The best way to describe my experience with CenDyne's newest CD-RW offering would be uneventful. While a processing error along the way left me without a manual, I certainly didn't need it to install this drive into the testbed 2.0gHz, 654MB RAM Dell Dimension desktop. The unit is slightly longer than that workstation's DVD-ROM drive and so may have some problems fitting into older machines, but for most users this shouldn't be an issue. I had everything installed in record time and was soon burning CDs.

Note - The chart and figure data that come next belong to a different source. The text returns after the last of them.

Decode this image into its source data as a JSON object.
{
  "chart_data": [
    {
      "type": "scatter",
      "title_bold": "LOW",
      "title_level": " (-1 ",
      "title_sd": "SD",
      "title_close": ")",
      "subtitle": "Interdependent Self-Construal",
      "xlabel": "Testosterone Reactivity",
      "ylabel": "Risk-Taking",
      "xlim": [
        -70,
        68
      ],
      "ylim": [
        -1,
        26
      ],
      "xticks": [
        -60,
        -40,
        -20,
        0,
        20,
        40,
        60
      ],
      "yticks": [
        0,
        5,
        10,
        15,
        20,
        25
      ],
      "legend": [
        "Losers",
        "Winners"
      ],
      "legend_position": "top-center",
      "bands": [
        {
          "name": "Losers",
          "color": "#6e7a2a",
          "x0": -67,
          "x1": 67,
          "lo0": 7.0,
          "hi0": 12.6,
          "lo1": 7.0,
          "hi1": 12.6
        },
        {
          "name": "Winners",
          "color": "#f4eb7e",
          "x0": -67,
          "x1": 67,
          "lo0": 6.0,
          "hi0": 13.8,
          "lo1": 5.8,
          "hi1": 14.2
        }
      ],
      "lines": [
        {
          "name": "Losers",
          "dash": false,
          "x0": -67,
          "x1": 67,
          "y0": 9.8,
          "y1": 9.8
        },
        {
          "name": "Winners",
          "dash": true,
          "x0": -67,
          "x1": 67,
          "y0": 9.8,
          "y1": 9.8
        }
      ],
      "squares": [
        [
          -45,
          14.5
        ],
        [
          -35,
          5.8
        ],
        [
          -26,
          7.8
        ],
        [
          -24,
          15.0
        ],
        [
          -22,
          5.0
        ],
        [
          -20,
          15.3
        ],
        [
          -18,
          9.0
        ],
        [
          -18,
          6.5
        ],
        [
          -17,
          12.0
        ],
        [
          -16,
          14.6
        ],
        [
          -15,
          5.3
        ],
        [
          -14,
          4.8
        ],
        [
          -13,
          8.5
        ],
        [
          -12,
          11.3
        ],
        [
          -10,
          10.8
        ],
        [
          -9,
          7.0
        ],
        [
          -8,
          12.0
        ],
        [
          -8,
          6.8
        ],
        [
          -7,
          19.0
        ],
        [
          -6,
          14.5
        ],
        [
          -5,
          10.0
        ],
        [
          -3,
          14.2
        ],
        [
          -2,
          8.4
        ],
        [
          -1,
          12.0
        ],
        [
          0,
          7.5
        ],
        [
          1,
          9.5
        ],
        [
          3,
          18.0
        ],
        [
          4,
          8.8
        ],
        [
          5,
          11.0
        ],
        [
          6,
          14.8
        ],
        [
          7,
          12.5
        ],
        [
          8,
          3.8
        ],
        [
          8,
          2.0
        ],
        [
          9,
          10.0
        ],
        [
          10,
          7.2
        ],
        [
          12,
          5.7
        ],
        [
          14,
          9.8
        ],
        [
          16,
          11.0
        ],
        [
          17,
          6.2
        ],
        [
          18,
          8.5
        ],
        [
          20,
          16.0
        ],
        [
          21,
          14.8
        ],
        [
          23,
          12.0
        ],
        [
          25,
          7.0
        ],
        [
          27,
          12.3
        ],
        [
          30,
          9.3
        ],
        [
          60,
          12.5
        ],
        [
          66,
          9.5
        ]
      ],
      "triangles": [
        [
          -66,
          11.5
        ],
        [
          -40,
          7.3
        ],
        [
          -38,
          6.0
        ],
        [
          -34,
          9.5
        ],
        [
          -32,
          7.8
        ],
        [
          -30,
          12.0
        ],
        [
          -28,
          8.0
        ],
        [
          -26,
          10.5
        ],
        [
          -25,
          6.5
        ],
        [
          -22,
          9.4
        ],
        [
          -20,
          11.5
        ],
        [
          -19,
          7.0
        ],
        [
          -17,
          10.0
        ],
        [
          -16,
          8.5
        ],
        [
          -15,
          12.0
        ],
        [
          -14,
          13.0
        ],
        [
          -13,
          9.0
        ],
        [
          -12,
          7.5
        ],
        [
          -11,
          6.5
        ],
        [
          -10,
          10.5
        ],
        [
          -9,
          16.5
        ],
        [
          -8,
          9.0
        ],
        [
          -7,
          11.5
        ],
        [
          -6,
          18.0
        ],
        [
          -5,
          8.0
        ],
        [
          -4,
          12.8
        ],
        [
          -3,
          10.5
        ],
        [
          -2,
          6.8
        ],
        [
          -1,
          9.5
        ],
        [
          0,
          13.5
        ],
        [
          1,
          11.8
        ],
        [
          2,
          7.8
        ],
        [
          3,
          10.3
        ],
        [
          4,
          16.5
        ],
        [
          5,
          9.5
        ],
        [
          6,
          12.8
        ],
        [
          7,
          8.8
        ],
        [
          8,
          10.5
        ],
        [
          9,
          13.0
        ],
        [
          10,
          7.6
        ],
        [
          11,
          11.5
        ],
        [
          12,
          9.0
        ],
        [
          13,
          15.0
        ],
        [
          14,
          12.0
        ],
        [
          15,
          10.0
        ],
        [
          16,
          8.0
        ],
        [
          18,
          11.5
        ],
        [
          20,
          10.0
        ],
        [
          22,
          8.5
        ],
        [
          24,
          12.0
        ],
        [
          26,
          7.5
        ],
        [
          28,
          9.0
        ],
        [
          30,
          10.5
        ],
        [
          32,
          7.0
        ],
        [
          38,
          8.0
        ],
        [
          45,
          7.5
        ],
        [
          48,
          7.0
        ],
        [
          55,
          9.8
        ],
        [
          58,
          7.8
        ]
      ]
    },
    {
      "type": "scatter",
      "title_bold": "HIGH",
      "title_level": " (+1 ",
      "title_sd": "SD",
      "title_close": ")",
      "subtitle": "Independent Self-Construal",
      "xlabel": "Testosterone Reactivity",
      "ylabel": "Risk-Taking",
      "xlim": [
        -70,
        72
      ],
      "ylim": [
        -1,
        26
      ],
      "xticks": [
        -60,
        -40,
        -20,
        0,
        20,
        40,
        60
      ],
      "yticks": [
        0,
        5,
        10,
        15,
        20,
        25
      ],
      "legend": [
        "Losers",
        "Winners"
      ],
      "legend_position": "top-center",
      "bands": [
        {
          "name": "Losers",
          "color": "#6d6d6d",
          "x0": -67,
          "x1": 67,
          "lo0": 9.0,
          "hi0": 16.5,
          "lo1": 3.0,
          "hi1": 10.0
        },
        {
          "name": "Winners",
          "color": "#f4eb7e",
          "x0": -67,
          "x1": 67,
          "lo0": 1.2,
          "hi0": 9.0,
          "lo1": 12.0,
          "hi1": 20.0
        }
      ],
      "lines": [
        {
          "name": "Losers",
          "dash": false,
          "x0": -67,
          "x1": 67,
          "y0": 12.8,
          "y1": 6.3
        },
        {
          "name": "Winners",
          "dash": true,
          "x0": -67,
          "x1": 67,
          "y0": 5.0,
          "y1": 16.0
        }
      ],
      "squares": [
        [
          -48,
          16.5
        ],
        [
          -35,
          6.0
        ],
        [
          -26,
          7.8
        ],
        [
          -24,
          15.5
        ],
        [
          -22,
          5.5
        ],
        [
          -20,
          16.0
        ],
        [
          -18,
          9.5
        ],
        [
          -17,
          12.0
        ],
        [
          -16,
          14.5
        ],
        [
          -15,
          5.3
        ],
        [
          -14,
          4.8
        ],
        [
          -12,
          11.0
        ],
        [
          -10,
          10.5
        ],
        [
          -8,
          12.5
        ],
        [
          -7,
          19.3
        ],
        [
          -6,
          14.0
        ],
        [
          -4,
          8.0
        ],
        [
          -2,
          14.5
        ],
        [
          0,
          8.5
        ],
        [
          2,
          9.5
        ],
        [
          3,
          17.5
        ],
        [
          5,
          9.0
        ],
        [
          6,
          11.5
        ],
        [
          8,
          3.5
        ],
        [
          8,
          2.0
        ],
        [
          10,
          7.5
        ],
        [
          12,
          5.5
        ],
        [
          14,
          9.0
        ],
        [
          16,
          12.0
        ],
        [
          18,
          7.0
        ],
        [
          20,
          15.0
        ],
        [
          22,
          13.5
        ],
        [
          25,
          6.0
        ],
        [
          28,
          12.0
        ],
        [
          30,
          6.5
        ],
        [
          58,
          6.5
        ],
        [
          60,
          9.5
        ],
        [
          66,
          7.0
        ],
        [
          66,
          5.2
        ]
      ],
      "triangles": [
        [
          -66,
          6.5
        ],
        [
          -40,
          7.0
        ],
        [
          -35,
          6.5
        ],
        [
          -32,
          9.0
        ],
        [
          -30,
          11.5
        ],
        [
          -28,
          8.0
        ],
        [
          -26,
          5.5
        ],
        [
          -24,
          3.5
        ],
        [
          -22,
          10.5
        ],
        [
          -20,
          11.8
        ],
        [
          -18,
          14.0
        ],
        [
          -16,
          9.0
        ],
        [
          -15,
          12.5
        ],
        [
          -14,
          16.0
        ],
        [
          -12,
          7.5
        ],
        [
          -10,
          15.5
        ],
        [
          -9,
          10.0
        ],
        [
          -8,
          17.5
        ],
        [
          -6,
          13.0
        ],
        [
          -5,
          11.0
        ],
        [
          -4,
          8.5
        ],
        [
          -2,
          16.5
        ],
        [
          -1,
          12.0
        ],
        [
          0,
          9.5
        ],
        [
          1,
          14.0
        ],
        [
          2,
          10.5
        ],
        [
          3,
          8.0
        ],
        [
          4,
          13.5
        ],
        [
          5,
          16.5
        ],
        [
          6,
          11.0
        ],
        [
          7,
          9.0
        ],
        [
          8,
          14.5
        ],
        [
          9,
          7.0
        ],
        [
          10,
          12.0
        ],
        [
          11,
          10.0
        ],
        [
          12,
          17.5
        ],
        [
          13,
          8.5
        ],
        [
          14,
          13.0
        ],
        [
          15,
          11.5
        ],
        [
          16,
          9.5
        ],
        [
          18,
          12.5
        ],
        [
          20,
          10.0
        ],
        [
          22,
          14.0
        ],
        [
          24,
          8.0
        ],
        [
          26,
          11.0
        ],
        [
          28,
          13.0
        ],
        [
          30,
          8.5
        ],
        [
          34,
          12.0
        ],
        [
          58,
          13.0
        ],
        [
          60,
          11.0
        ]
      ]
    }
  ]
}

There was only one problem: the CDs themselves were not threatening any speed benchmarks, as the drive has been touted to do. I was never able to obtain write-once speeds of more than 10X when copying CDs directly from one drive to another. Rewrite speeds lingered around 10X as well, and 15X was the peak speed obtained while burning data directly from a hard drive. Each CD took about five minutes to complete. This might not seem like that big of a deal, but on top of the slow speeds, the drive hogged 100% of my system's CPU. Five minutes to burn a CD isn't bad, but it seems a whole heckuva lot longer when you're staring at the screen waiting for it to finish. I attempted experiments based upon the famous "A Watched Pot Never Boils" trials of yesteryear, but to no avail.
Using Nero CD Speed, I obtained a 15X transfer rate, fast enough to do the job that it's supposed to do, but nowhere near the promised 52X for this LiteOn-based drive. CD Speed also confirmed that the dozen or so discs that I burned were all error-free. I played them on a variety of consumer electronics and desktop platforms just to be sure, and they performed without a hitch.
But the bottom line is that nothing about this drive sets it apart from the others that I've tested. It's easy to install, but most are nowadays. It produces flawless discs; no surprise here. And it doesn't live up to the speeds emblazoned across its packaging; sadly, no surprise here either. An entirely uneventful experience.